Rent prices in the U.S. increased, despite coronavirus and the several layoffs in the past few months, by an increment of only 1.7% in May, which is the lowest increase from the past decade.
Before the world learned about the pandemic, rent prices had stabilized to an annual average growth of 3%. Once the pandemic worsened, and more parts of the economy were closed, several tenants became unemployed and struggled with rental payments. The biggest crisis of the decade had left several unemployed without a penny. Employment rates rose. In some places, like Detroit, by a whole 20%.
Rent growth for single-family properties was slower in May while the impact of COVID-19 was at it's perceived peak. This, in the U.S. at least, is of course not the case as things have only gotten worse, but we digress.
Uncertainty is the same enemy for landlords as it is for tenants, since both usually depend on the latter's monthly income. The current situation looks unfavorable for both parties since most states are reporting high unemployment rates. Florida is a clear example.

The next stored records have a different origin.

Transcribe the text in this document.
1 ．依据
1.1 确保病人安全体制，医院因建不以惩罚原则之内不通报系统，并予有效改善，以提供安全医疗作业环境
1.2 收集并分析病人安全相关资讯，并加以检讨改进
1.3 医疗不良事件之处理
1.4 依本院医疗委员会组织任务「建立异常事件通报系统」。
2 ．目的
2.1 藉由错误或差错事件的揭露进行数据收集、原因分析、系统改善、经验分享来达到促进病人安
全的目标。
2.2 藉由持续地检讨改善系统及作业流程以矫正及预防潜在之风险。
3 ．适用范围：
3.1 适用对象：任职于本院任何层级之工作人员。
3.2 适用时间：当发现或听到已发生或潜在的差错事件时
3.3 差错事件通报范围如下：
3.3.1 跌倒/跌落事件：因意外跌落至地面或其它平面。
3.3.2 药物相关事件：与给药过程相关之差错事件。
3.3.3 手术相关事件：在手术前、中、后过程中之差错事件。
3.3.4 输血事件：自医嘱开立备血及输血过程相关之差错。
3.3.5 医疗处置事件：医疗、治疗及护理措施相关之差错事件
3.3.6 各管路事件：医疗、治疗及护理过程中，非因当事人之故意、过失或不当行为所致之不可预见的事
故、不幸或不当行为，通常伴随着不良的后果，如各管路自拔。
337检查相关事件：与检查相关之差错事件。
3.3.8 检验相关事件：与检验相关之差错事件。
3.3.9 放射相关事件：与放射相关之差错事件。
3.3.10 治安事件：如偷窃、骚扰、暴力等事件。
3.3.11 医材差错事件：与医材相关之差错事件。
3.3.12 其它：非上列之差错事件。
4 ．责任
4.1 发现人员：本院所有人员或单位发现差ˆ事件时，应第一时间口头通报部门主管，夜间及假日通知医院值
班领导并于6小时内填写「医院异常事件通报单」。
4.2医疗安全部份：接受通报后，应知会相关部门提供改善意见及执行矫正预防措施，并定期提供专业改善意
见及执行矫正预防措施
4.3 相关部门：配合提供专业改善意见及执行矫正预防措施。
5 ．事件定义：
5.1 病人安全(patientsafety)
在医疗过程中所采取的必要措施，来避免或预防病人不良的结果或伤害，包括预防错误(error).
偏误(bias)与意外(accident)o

After reopening their economy prematurely, they were forced to close again, which fuels unemployment. That leaves tenants to struggle to keep up in a broken economy.
Fun fact: wealth distribution in America is worse than it was in France when the French revolution started. Take that how you want it.
Experts are forecasting that we will see rent lower slightly as the economy struggles to return to normal before the proletariate's uprising really takes flight. After that it's anyone's ball game.